Die nächsten Integrationsstufen der vom Menschen auf Erwerb und Wachstum ausgerichteten Organisationen, sind die Betriebe mit ihrer übergeordneten Stufe der Volkswirtschaft. Hier wird die Spezialisierung immer weitergetrieben und die gegenseitige Abhängigkeit immer feiner gesponnen.
Der arbeitende Mensch ist damit als Zelle immer abhängiger vom übergeordneten Leistungsgefüge gemacht worden. Vielleicht ist dies der Grund für seine Liebe zur alten aber geopferten Freiheit und Unabhängigkeit. Das Jagen, das Sammeln und Klettern im weitesten Sinne ist uns ein sportliches Vergnügen geblieben. Die gegenseitige Leistungsabhängigkeit treibt dafür ihren Preis ein. Der Mensch muß arbeiten, dienen, er muß seine Arbeitsleistung verkaufen. Manchem gefällt der Trick; statt Leistung nur Lebenszeit gegen Nahrung einzutauschen. Aber er betrügt sich selbst, da er sein Kostbarestes hergibt, ohne die Chance zu nützen, sein Leben sinnvoll zu gestalten und mit Werten zu füllen.
Unsere energie- und leistungshungrigen Organisationen wollen sich immer mehr Leistungswillige dienstbar (-ausbeutungsbar) machen. Als Individuen müssen wir daher unsere Freiräume erkämpfen und verteidigen. Wir brauchen Freiheit zur Entfaltung, Freiräume an Zeit, an Entscheidung und Selbstbestimmung. Wir müssen erkennen: dem Wirtschaftsprozeß sind Zügel anzulegen! Die Beurteilungsmaßstäbe liegen im Maß des Menschen, der die Ausgangszelle für diese Über-Wuchsformen ist. Mit Industrie und Technik sind den übergeordneten Volkswirtschaften ungeheure Energien zugeflossen, die zu einer gigantischen Machtentfaltung an wenigen Schaltstellen führten. Vom ursprünglichen Gewinnen von Energie und Stoff zum Zwecke der Lebensentfaltung sind wir inzwischen weit entfernt. Nach Dr. H. Hass ist die Evolution über die Lebensform Mensch hinausgegangen. Sie setzt sich in den künstlichen Organen des Menschen fort. Aber statt die gewonnene Energie und Leistung wieder in den Lebensprozess zu investieren, wird sie immer stärker in den technischen „Fortschritt” und immer mehr auf Kosten von Leben und Gedeihen eingesetzt. Hieraus wächst Verantwortung.

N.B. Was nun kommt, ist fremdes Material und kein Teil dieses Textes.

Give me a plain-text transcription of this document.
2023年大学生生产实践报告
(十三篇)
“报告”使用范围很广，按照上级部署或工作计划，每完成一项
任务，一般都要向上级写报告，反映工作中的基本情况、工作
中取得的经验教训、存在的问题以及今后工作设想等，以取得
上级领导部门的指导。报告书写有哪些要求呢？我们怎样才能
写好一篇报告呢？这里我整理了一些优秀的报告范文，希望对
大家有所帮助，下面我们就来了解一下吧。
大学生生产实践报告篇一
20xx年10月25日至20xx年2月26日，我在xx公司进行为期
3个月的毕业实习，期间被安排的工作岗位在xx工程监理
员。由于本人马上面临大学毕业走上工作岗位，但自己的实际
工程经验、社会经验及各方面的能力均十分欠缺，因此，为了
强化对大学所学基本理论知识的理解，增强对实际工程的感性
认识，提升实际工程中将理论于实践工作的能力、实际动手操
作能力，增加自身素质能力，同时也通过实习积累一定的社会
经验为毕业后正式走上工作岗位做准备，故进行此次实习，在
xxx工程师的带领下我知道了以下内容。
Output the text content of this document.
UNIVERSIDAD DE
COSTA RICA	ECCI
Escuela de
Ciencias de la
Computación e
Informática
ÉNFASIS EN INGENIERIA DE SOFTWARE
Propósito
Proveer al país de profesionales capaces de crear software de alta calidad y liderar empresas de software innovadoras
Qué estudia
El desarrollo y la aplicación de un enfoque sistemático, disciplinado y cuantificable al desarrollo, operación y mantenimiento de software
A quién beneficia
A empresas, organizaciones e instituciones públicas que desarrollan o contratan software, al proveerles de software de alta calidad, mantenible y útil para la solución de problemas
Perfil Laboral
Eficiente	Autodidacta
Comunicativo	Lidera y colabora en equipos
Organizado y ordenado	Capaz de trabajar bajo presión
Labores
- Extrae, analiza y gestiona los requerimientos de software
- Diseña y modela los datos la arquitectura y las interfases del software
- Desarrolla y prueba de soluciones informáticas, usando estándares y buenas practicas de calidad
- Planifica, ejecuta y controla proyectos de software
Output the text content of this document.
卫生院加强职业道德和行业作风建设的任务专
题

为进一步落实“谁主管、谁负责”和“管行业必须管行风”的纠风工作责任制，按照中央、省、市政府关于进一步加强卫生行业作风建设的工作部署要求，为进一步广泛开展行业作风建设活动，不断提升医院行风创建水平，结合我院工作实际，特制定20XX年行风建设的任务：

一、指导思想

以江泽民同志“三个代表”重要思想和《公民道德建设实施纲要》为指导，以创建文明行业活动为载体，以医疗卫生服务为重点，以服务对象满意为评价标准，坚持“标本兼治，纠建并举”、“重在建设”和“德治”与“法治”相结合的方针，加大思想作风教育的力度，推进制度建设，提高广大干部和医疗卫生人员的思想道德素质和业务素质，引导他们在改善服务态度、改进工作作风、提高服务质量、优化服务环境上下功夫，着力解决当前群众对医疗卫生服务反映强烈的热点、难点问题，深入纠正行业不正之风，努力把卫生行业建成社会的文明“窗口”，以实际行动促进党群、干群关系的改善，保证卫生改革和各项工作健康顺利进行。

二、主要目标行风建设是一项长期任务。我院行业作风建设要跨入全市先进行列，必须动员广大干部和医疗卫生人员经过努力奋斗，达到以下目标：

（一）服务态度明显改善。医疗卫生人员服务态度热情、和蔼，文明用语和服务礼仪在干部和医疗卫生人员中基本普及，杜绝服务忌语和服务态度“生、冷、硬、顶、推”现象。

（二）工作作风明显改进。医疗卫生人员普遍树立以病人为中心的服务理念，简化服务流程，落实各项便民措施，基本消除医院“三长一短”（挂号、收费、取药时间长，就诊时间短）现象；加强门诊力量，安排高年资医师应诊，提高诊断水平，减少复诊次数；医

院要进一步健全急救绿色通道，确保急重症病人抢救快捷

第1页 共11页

Wohl dem, der als Berufsmensch seine Erwerbsorganisation noch im Griff hat, der sie nicht gegen das Leben missbraucht, der als Betrieb noch mit echten Lebenswerten handelt, der noch in die Leistungskreisläufe der Natur eingegliedert ist. Wohl dem, der noch nicht an die technokratischen Zwänge so angepasst ist, dass er noch wie die Pflanzen und Tiere aus den Urgründen des Erwerbslebens schöpfen kann, deren Keimzellen ihre Leistungsorgane in ganzheitlicher Abstimmung mit ihrer Mit-und Umwelt aufbauen. Der Mensch als Keimzelle für Überorganisationen muss wieder lernen, seine hochentwickelte Lebenstechnik immer wieder aufs Neue künstlerisch und sensibel aus der Natur, in die Natur, wie die Natur selbst zu gestalten, die nur so überleben kann.